Evgeny Chukharev-Hudilainen is the assistant professor at the Applied science and engineering system at Iowa State University. He carries BSc and MSc degrees at computer science and technology from the Northern Federal University of Russia, and the Ph.D. At practical and computational sciences from Herzen government Peda- logical University. Before joining ISU in 2012, Evgeny spent more than six years running as the senior software operator in this Central Bank of the empire. His latest research interests exist in the intersection of applied sciences, psycholinguistics, and computational sciences. Evgeny @ iastate.edu, IA State establishment.

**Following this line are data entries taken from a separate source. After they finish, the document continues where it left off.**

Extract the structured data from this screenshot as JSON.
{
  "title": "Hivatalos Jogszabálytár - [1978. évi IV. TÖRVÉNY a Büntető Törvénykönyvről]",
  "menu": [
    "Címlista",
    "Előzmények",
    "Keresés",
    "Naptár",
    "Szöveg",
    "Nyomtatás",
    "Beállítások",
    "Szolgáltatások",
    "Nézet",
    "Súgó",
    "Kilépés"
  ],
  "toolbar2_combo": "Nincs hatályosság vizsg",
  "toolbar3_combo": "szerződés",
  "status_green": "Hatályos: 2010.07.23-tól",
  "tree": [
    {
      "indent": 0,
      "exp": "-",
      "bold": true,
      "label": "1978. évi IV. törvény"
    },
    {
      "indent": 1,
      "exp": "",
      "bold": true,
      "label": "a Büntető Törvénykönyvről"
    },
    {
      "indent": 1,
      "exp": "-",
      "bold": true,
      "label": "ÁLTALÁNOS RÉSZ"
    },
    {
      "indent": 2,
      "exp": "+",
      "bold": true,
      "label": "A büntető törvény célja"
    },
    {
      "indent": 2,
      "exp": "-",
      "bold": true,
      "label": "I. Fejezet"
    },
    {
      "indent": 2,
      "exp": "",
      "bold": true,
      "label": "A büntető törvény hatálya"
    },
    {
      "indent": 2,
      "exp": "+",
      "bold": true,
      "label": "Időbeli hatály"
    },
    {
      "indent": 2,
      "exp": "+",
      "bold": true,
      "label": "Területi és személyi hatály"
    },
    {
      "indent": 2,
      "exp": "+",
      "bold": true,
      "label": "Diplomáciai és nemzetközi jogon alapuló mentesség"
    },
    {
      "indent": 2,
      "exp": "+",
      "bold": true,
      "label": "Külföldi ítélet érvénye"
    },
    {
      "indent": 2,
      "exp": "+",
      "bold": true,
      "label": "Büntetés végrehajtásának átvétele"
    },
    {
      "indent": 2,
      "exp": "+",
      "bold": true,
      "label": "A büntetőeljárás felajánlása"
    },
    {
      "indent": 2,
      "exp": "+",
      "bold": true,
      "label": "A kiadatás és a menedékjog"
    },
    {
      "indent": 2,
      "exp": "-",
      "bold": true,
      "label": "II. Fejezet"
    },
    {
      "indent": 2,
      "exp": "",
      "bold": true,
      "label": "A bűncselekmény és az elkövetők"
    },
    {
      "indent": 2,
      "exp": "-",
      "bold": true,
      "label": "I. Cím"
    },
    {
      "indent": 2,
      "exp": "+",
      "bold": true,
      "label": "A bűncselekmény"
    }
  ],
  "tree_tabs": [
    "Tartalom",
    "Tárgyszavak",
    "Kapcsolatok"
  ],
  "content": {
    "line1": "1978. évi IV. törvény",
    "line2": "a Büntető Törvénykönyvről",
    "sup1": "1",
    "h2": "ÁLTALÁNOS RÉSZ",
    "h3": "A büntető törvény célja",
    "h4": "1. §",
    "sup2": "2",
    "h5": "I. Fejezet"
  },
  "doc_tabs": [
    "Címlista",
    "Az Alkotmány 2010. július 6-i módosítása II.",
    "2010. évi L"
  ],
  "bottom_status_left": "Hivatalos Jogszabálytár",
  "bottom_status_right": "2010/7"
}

Iowa government establishes its initial research work, the Northern research, and Demonstration work (near Kanawha, IA). Nowadays, the Iowa government has 15 research and demonstration farms devoted to testing for climate, land, or crop issues. They serve as simulations for fellow farmers at modern farming practices. The cooperative life research Unit was born in Iowa state, growing into the framework for life research units in universities across the country and leading to current state and government programs and policies. Research in the Iowa association house and Wildlife Research part focus on natural resource conservation and governance.

Presidential hopeful Joe Biden, on the campaign trail in Northwest Iowa, created improving agricultural healthcare the significant part of his strategy for promoting rural America. Speaking in the hospital in Le Mars, Iowa, Biden stated his best goals are to make farming hospitals public and to reduce out-of-pocket expenses given by rural Americans. South Dakota has the recruitment aid system that provides the incentive cost of $ 231, 384 for qualifying doctors or dentists who give a three-year loyalty to one of the government’s communities clinics, and more than $ 66, 000 for qualifying doctor helpers, nurse practitioners, or caregiver midwives.